Stocks and Barry Bonds

One hundred and sixty two games and then some.  That’s baseball.  It’s a long term investment for those who love it.  And, keenly similar to the stock market, you may be devastated, demoralized, not to mention emotionally or financially crushed, by its outcome.  On the other side of the field, you may be uplifted, elated and proud you persevered such a long season of painful losses and meaningful gains, just to ultimately see your team or stock on top.

It’s easy to make comparisons and contrasts between following baseball and playing the stock market.  One day, you may wake up to find out your stock has plummeted 100 points.  Do you give up on that stock and sell the rest before you can’t afford to buy a new pair of tickets to the ballgame for you and your son or daughter, or do you maintain faith and hope it will rise again?  How do you react when you find out, at the water cooler on a Monday break from corporate chaos, that your team was beaten ten to nothing with their  best pitcher on the mound?  Do you go home at quitting time and burn all the hats, t-shirts, sun glasses, turtle necks, wrist bands, plastic helmets, crowns, coffee mugs, boxers, balls, bats and bow ties with your team’s logo on them?  You may even go hardcore insanity fan on your team’s ass and fabricate voodoo dolls out of your once sacred bobble head doll collection.  Or, do you say to yourself and other LOYAL followers, “Relax.  It’s a long season.  Tomorrow, our team may win by ten runs with our worst pitcher.  If you give up now, you foul mouthed, fair weather freak, we’ll deem you as traitor to your city.  We’ll have you tarred, feathered, and run out on a rail to some city like Seattle where baseball fans don’t really care about winning.  They’d prefer eating sushi and clogging their pretentious pores with garlic fries.  How does that sound?  NOT TOO GOOD.”

For the long term, baseball can be boring just like the market.  There’s 162 meaningful games in a season, each lasting three hours a sitting.  Don’t watch them all.  Take two minutes to read the box score in the daily news right after you take the same amount of time to see pork bellies reach their monthly high.  Do you think Dandy Donald Trump hangs out with his homies, Dirty Dow Jones and Nasty Nasdaq all day? No.  He’s too busy working on his weave, so he just has a beverage with them after the closing bell.

Martha Stewart and Barry Bonds or Mark McGwire :  You don’t see any resemblances?  They play their games dirtier than a Halloween Harlot competing in a bobbing for bananas contest.  Stewart’s insider trading scandal landed her, and her reputation, in prison for a delightful amount of canceled television time.  (Rather than prison time, it was more like merely being sent to the adult version of “Television Timeout”.)  Bond’s and McGuire’s lust for long balls, and even longer needles, placed the two of them, and their reputations, in baseball’s rendition of perdition.  The steroids injected into their behinds also left them with some parting gifts such as back acne and testicular shrinkage.  Martha Stewart’s purse just got a little smaller.  Thus, those who play the market or follow a baseball team must take caution when rooting for either to succeed.

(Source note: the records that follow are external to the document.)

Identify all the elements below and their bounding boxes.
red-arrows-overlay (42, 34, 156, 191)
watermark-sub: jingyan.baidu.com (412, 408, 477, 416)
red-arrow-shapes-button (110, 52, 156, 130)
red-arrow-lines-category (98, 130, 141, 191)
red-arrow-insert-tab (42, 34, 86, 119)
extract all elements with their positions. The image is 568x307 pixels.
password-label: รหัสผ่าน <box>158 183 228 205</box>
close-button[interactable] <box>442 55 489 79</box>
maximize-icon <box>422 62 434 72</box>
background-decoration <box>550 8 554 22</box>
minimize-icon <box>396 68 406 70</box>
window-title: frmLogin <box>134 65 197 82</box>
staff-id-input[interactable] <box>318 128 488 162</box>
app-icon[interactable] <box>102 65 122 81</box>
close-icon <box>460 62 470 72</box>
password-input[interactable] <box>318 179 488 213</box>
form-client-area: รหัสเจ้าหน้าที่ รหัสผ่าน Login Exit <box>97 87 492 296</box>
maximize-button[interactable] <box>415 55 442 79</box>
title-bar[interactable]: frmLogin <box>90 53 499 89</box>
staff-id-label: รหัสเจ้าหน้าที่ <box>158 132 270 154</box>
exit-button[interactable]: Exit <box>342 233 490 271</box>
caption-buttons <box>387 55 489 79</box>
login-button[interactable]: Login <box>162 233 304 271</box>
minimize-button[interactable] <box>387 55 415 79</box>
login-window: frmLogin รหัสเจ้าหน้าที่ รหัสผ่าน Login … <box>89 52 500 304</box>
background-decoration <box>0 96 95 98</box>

Whether you play the stock market or religiously follow the game of baseball, in both, there will be ups and downs, hots and colds, rushes and depressions, prison times and puckered constitutions.  But, if you gamble on one and merely try to enjoy the other, prepare yourself for an emotional conclusion.

My team didn’t make it to the playoffs this year.  In fact, since the time I started investing in this team, (about forty years) they haven’t won, nor made it to The World Series.   This is not as depressing as it may appear on paper, your television set, laptop, I-Phone, I-Pad, or I-Didn’tWin App.  At the end of the baseball season, however, even when your team takes a vacation until next Spring, you can enjoy the playoffs without your nerves being rattled.  You can watch from an outsider’s perspective and witness the home town fans cheering their team to a victory, and for three hours, enjoy the possibility that their team might win.  It provides hope for your next season.  You want to be next to them in the bleachers.

The Stock Market breeds imminent danger and the possibility of severe consequences.   Much like Vegas, the odds are against you.  Baseball breeds hope.  Remember, there’s always another season in baseball.